Many condition values are not diseases (e.g., "cross-condition", "RNA-based dual-input metal and pH sensing in bacteria"). After excluding non-disease values and accounting for slug variations (e.g., "Parkinson's disease" matches `parkinsons-disease-signature.md`, "polycystic ovary syndrome" matches `pcos-signature.md`, "gastroesophageal-reflux-disease" matches `gerd-signature.md`), the true gaps are:
| Condition | Source count | Status |
|---|---|---|
| COVID-19 | 9 | No signature (related: `long-covid-signature.md` exists) |
| gestational diabetes | 5 | No signature |
| major depressive disorder | 2 | No signature (related: `depression-signature.md` exists) |
| prediabetes | 1 | No signature |
| preterm delivery | 1 | No signature |
Action: COVID-19 (9 sources) and gestational diabetes (5 sources) are strong candidates for new signature pages. MDD may be covered by the existing depression signature — verify and either merge or create separately.
—-
Priority Recommendations
- Batch frontmatter migration — ~700 source pages lack multiple v2 fields. A programmatic pass can infer `evidence_level` from study-design keywords, extract `key_findings` from existing body text, and populate `library_category` from tags.
- Wire unreferenced sources — 905 source pages (53%) are disconnected from the knowledge graph.
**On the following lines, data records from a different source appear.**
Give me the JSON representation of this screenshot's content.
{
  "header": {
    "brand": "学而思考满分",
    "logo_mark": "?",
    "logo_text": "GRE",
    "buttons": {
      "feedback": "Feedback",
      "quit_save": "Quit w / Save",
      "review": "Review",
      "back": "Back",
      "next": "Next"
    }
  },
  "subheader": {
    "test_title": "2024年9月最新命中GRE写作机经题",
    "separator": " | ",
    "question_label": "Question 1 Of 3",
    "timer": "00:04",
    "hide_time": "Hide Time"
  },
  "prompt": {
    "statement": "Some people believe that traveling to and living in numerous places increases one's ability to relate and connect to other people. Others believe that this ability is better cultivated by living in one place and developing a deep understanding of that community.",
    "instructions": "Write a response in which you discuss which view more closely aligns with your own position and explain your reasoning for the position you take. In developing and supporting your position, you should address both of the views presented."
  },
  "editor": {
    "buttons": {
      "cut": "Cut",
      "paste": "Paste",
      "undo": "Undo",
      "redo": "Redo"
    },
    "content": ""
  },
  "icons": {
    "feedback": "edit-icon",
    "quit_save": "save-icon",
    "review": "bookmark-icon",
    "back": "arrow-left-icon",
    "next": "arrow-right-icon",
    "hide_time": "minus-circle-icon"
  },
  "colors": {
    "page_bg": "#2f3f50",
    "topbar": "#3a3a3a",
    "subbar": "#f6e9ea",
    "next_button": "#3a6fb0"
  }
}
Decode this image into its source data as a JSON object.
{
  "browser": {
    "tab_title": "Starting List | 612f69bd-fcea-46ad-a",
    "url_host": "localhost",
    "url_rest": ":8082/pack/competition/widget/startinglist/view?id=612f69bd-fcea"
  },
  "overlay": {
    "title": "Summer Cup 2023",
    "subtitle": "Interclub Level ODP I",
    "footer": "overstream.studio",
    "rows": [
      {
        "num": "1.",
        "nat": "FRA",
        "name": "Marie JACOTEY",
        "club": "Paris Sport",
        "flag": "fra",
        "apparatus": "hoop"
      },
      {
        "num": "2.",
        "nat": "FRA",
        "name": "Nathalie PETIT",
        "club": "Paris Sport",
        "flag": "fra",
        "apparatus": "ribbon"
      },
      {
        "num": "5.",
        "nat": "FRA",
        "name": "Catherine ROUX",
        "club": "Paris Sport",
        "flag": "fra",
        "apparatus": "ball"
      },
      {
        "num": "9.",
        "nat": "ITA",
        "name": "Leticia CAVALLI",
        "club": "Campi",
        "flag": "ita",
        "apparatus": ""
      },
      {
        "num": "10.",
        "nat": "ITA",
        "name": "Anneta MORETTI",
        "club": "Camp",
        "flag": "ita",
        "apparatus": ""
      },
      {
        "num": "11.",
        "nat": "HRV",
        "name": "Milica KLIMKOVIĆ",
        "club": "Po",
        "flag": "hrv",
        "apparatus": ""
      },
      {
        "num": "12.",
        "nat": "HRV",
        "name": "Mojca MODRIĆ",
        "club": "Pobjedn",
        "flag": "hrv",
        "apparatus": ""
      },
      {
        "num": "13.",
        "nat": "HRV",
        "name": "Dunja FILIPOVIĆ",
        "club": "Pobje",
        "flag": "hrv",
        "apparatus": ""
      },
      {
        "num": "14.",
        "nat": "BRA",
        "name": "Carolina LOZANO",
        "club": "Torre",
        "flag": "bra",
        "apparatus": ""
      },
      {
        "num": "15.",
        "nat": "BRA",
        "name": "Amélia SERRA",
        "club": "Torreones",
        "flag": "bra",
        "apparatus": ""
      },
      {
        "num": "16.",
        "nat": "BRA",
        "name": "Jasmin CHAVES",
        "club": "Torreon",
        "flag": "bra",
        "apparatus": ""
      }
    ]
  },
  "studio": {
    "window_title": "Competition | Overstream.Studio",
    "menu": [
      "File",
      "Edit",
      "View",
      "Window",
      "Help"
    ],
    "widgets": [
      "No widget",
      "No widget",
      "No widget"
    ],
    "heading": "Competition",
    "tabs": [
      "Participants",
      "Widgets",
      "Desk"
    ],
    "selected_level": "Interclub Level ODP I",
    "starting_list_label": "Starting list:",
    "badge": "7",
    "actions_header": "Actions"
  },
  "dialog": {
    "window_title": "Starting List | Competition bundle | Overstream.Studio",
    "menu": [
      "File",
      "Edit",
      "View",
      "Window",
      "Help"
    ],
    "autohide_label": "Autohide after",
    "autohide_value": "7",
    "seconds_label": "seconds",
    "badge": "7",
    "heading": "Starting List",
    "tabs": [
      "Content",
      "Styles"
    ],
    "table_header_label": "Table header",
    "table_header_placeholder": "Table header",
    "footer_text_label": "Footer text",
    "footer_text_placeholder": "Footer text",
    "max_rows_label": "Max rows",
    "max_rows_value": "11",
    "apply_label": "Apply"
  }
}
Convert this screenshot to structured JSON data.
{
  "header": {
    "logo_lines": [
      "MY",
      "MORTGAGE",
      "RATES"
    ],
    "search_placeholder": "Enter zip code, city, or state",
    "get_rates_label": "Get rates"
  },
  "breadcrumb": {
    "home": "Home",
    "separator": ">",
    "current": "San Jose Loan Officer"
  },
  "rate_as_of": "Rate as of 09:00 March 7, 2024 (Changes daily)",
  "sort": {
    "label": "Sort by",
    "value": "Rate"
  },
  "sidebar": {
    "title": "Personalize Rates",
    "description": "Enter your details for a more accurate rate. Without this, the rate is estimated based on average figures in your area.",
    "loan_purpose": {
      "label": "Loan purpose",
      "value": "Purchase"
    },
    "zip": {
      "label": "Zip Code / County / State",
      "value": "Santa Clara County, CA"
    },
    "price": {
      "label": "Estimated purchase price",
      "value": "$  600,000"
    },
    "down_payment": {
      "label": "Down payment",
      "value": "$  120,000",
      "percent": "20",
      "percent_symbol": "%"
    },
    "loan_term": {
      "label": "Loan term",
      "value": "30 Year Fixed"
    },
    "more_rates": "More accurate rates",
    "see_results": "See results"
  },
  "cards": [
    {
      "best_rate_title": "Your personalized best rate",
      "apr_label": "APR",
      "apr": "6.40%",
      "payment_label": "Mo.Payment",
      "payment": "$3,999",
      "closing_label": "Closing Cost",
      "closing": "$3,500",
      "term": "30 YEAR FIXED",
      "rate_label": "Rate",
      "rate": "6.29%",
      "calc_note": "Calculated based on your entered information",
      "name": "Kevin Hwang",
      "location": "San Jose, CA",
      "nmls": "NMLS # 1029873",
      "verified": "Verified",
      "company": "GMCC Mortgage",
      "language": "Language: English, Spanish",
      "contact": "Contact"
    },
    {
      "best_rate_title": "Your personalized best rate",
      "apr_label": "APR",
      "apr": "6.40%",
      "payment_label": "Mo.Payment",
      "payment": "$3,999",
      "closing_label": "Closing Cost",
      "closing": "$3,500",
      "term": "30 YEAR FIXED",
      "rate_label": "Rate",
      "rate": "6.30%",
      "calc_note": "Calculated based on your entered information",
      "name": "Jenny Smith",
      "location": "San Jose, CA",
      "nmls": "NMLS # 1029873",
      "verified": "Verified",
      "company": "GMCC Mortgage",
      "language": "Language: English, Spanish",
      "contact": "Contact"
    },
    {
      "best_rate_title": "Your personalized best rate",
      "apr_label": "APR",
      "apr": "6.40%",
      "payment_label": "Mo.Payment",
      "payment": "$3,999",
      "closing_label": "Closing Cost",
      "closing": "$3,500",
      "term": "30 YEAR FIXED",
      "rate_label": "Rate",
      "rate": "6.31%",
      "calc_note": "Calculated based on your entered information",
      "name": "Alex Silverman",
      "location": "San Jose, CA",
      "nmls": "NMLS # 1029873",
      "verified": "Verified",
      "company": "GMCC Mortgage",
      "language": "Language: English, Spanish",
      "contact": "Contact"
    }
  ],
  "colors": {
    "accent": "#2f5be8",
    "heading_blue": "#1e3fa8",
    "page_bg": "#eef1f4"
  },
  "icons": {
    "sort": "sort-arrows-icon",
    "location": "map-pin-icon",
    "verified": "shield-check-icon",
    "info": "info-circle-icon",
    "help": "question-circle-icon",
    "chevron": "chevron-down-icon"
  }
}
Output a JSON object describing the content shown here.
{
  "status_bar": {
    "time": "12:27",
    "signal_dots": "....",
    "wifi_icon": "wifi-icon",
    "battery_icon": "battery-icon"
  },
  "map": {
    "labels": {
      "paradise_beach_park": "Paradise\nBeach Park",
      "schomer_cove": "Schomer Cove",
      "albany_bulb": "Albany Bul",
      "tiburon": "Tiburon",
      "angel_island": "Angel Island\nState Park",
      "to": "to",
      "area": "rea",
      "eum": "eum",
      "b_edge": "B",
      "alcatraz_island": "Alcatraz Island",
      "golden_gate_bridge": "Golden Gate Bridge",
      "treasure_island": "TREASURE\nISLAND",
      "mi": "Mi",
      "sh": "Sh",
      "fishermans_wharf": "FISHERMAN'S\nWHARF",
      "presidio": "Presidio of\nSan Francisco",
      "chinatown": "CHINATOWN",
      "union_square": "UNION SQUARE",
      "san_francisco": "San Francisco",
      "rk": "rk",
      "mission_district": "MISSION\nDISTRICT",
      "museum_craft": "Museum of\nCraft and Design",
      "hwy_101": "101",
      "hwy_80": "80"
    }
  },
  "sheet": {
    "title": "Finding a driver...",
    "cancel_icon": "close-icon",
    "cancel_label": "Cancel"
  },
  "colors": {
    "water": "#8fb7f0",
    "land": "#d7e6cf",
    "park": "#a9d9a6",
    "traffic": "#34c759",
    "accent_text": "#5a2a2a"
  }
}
Prioritize by condition to maximize signature depth.
- Fix case-mismatch wikilinks — 21 trivial fixes.
- Create high-value entity pages — Focus on frequently-linked ghosts: `irritable-bowel-syndrome`, `bipolar-disorder`, `hypothyroidism`, `heart-failure`, `estrogen`, `campylobacter`, `enterococcus-faecalis`.
- Create missing concept pages — `gut-brain axis`, `gut-barrier`, `insulin resistance`, `intestinal permeability`, `iron homeostasis`, `kynurenine-pathway`.
- Resolve source ghosts — 15 source slugs are referenced but don't exist. Either create the pages or fix the broken links.